Highly Dispersed Nickel Particles Encapsulated in Multi-hollow Silicalite-1 Single Crystal Nanoboxes: Effects of Siliceous Deposits and Phosphorous Species on the Catalytic Performances

Multi-hollow silicalite-1 single crystals (MH) were prepared for the first time by an original synthesis pathway by using tetrabutylphosphonium hydroxide (TBPOH) as a mild desilicating agent. This new generation of hierarchical zeolite allowed the encapsulation of nanoparticles (NPs) featuring an enhanced confinement of the metallic guest and a thin wall thickness. The MH catalyst exhibited a better stability for methane steam reforming at 700 degrees C than a single-hollow counterpart (SH). Ni average particle size could be kept lower than 4 nm after 20 h on stream for the MH sample.
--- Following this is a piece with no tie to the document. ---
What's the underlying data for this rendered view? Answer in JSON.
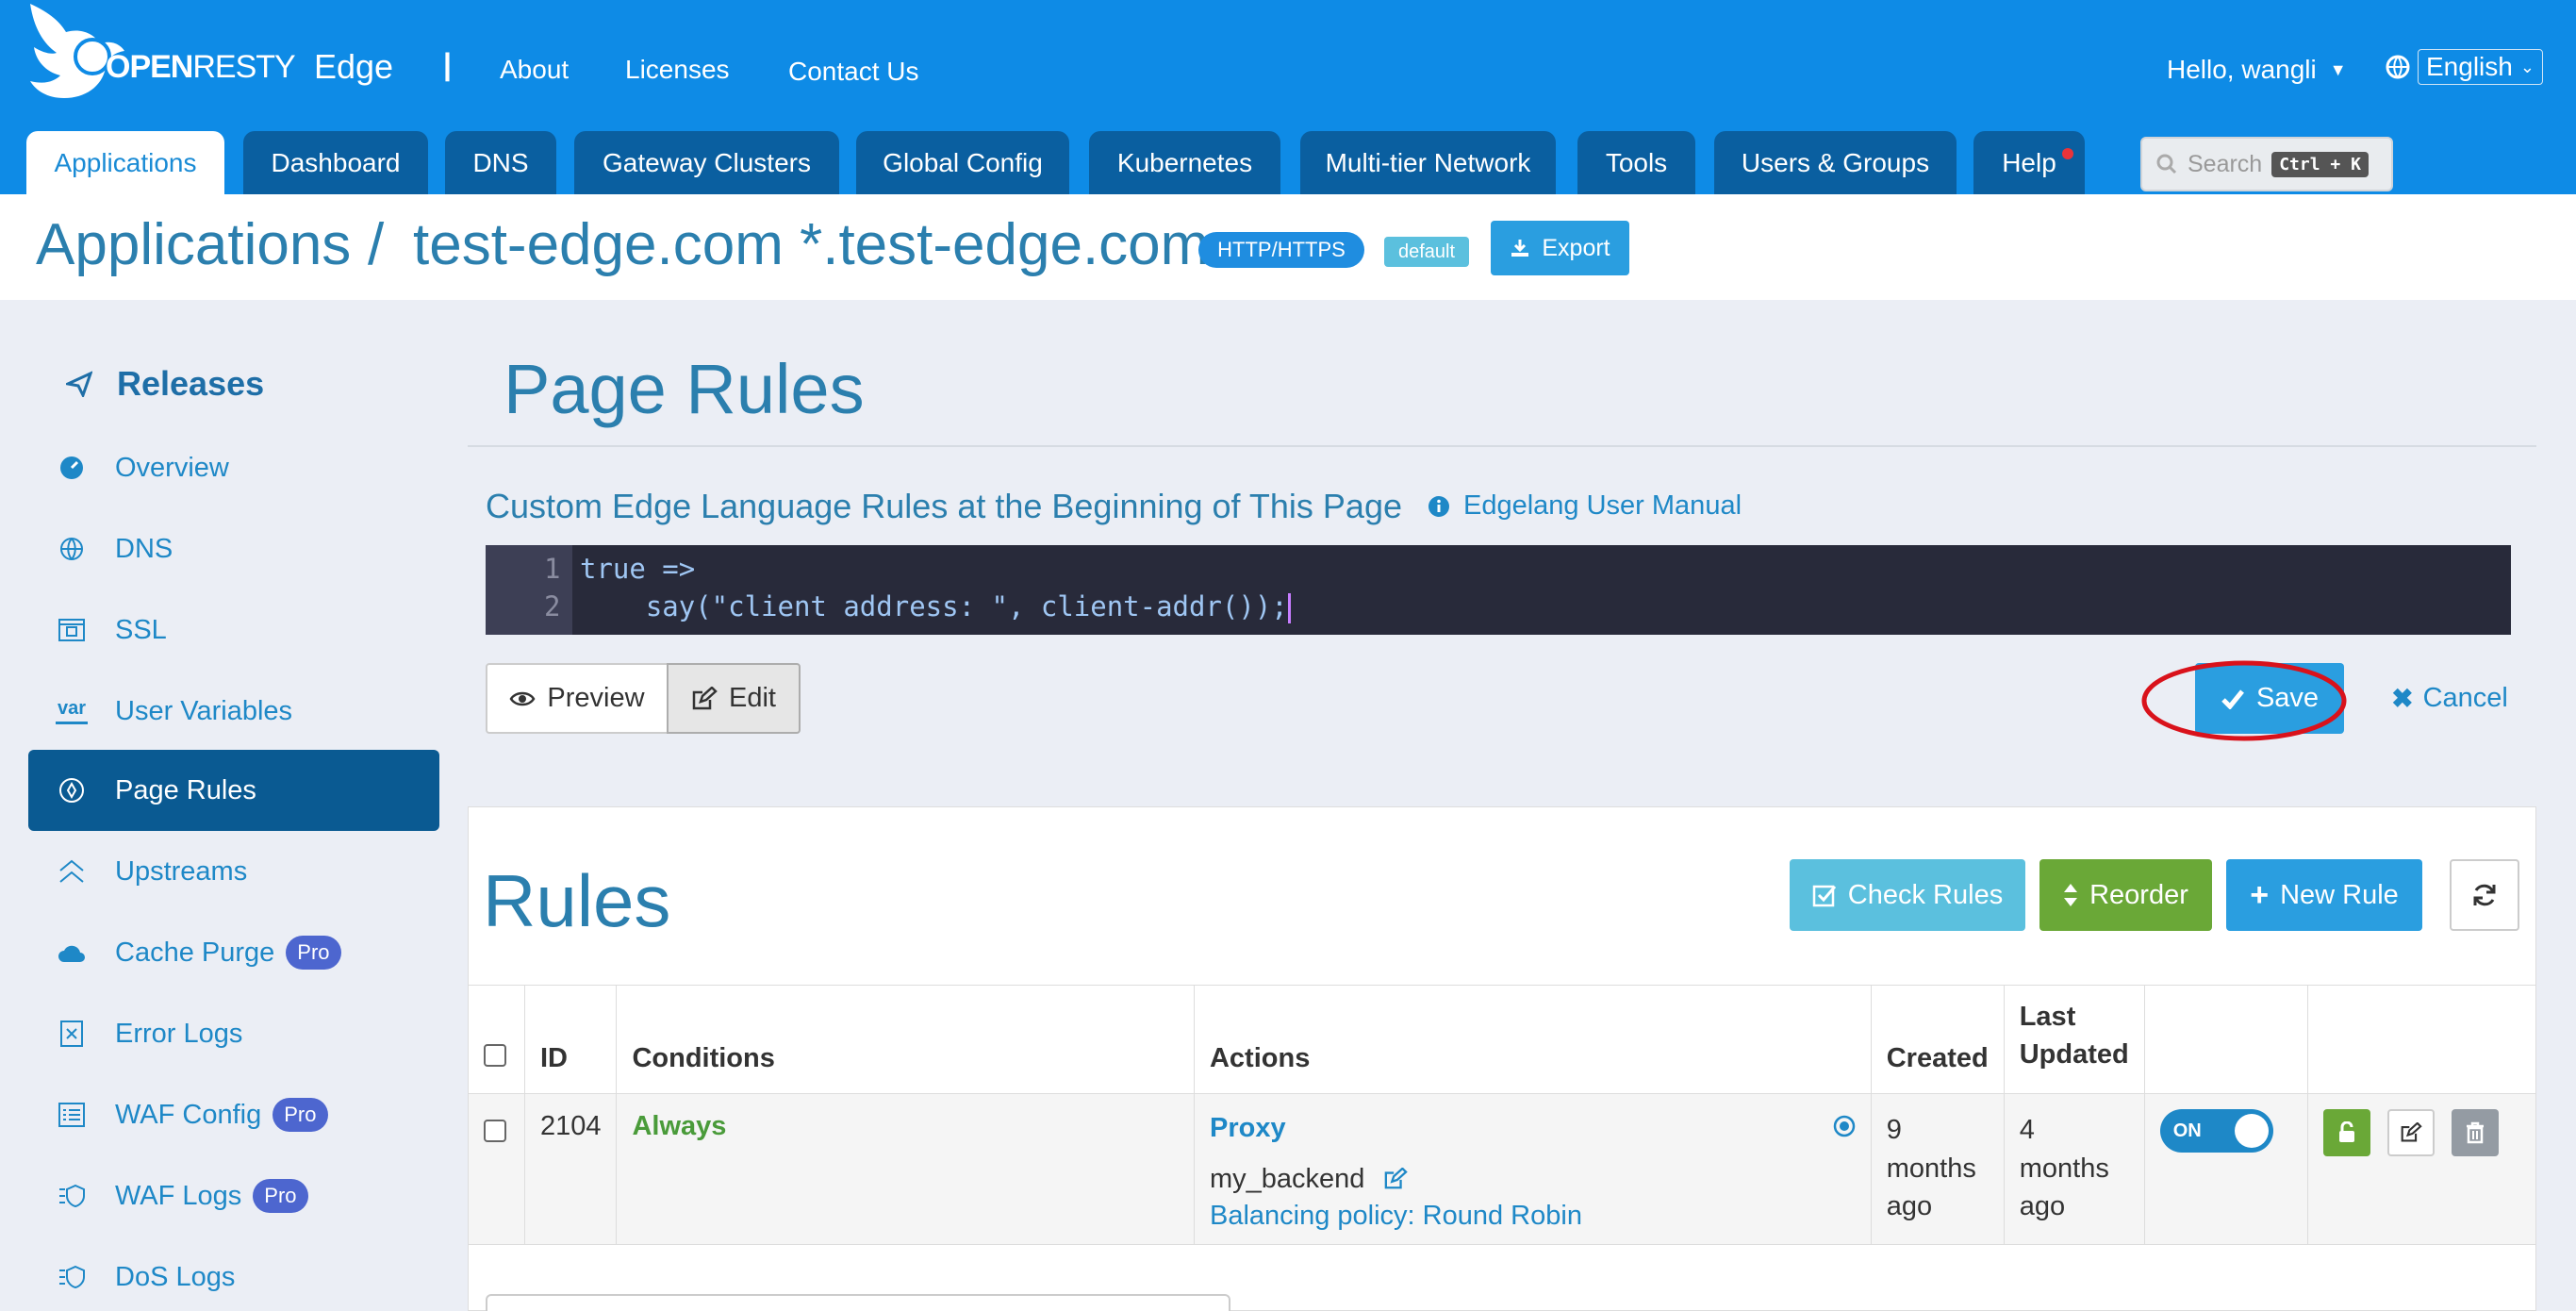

However, a detailed analysis of kinetic data of the structure-insensitive CO methanation used as a model reaction revealed that the sample activity was adversely affected by two main factors deriving from the preparation steps. First, a siliceous over-layer derived from the decomposition of intermediate Ni phyllosilicates, which partly covered the resulting Ni nanoparticles. Second, phosphorus from the templates remained in the samples, probably forming a Ni-P compound upon reduction. The overall catalytic activities observed here were therefore a complex interplay of improved dispersion and poisonous effects.